EPA working to rewrite methane rule
WASHINGTON — The Environmental Protection Agency is moving ahead on rewriting a methane regulation opposed by the oil and gas industry after a federal appellate court blocked the agency from delaying the rule for as long as two years.
Officials from the agency began taking testimony in a public hearing last week as they made their first steps toward the expected rollback of the regulation signed by former President Barack Obama. The rule aims to reduce methane emissions from oil and gas drilling, which the industry opposes as costly and unnecessary.
On Monday, activists and industry officials gave testimony on why the regulation should or should not be amended.

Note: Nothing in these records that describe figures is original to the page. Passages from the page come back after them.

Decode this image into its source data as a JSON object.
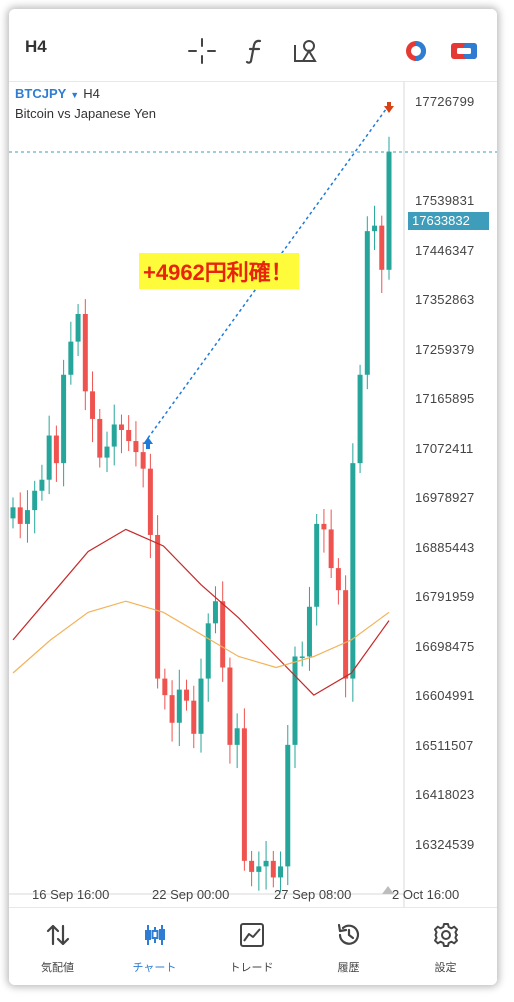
{
  "toolbar": {
    "timeframe": "H4",
    "icons": [
      "crosshair-icon",
      "function-icon",
      "objects-icon",
      "chart-color-icon",
      "trade-panel-icon"
    ]
  },
  "chart": {
    "symbol": "BTCJPY",
    "timeframe": "H4",
    "description": "Bitcoin vs Japanese Yen",
    "banner": "+4962円利確！",
    "current_price": "17633832",
    "price_labels": [
      "17726799",
      "17539831",
      "17446347",
      "17352863",
      "17259379",
      "17165895",
      "17072411",
      "16978927",
      "16885443",
      "16791959",
      "16698475",
      "16604991",
      "16511507",
      "16418023",
      "16324539"
    ],
    "date_labels": [
      "16 Sep 16:00",
      "22 Sep 00:00",
      "27 Sep 08:00",
      "2 Oct 16:00"
    ],
    "more_label": "•••",
    "colors": {
      "bull": "#26a69a",
      "bear": "#ef5350",
      "ma_fast": "#c62828",
      "ma_slow": "#f2b35a",
      "trade_line": "#1e7bd8",
      "banner_bg": "#fdfb3a",
      "banner_text": "#e8240f",
      "accent": "#2f7dd3"
    }
  },
  "nav": [
    {
      "label": "気配値",
      "icon": "quotes-icon"
    },
    {
      "label": "チャート",
      "icon": "chart-icon"
    },
    {
      "label": "トレード",
      "icon": "trade-icon"
    },
    {
      "label": "履歴",
      "icon": "history-icon"
    },
    {
      "label": "設定",
      "icon": "settings-icon"
    }
  ],
  "chart_data": {
    "type": "candlestick",
    "symbol": "BTCJPY",
    "timeframe": "H4",
    "y_axis_ticks": [
      17726799,
      17633832,
      17539831,
      17446347,
      17352863,
      17259379,
      17165895,
      17072411,
      16978927,
      16885443,
      16791959,
      16698475,
      16604991,
      16511507,
      16418023,
      16324539
    ],
    "ylim": [
      16290000,
      17760000
    ],
    "x_labels": [
      "16 Sep 16:00",
      "22 Sep 00:00",
      "27 Sep 08:00",
      "2 Oct 16:00"
    ],
    "closes": [
      16990000,
      16960000,
      16985000,
      17020000,
      17040000,
      17120000,
      17070000,
      17230000,
      17290000,
      17340000,
      17200000,
      17150000,
      17080000,
      17100000,
      17140000,
      17130000,
      17110000,
      17090000,
      17060000,
      16940000,
      16680000,
      16650000,
      16600000,
      16660000,
      16640000,
      16580000,
      16680000,
      16780000,
      16820000,
      16700000,
      16560000,
      16590000,
      16350000,
      16330000,
      16340000,
      16350000,
      16320000,
      16340000,
      16560000,
      16720000,
      16720000,
      16810000,
      16960000,
      16950000,
      16880000,
      16840000,
      16680000,
      17070000,
      17230000,
      17490000,
      17500000,
      17420000,
      17633832
    ],
    "moving_averages": [
      {
        "color": "#c62828",
        "values": [
          16750000,
          16830000,
          16910000,
          16950000,
          16920000,
          16850000,
          16790000,
          16720000,
          16650000,
          16690000,
          16785000
        ]
      },
      {
        "color": "#f2b35a",
        "values": [
          16690000,
          16750000,
          16800000,
          16820000,
          16800000,
          16760000,
          16720000,
          16700000,
          16720000,
          16750000,
          16800000
        ]
      }
    ],
    "trade": {
      "entry": 17080000,
      "exit": 17700000
    }
  }
}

“We live under the highest concentration of methane pollution in the U.S., and it’s proven to come from oil and natural gas production sites,” Emily Bowie of Colorado said. “The idea that EPA would turn a blind eye to the truth and willingly put people in my community at risk on the whims and desires of industry is unacceptable.”
Howard Feldman, senior director for regulatory and scientific affairs at the American Petroleum Institute, countered: “EPA’s 2016 rule failed to account for all of the costs associated with the final rule requirements and did not provide significant environmental benefit. The last thing we need are more duplicative and costly regulations that could increase the cost of energy.”
The methane regulation was scheduled to go into effect in June, but EPA Administrator Scott Pruitt ordered a 90-day delay that he tried to extend two years before environmental groups sued.
The Circuit Court of Appeals in Washington recently ruled Pruitt’s delay was “unreasonable,” “arbitrary” and “capricious,” ordering EPA to enforce the rule while it goes through the process of rewriting it.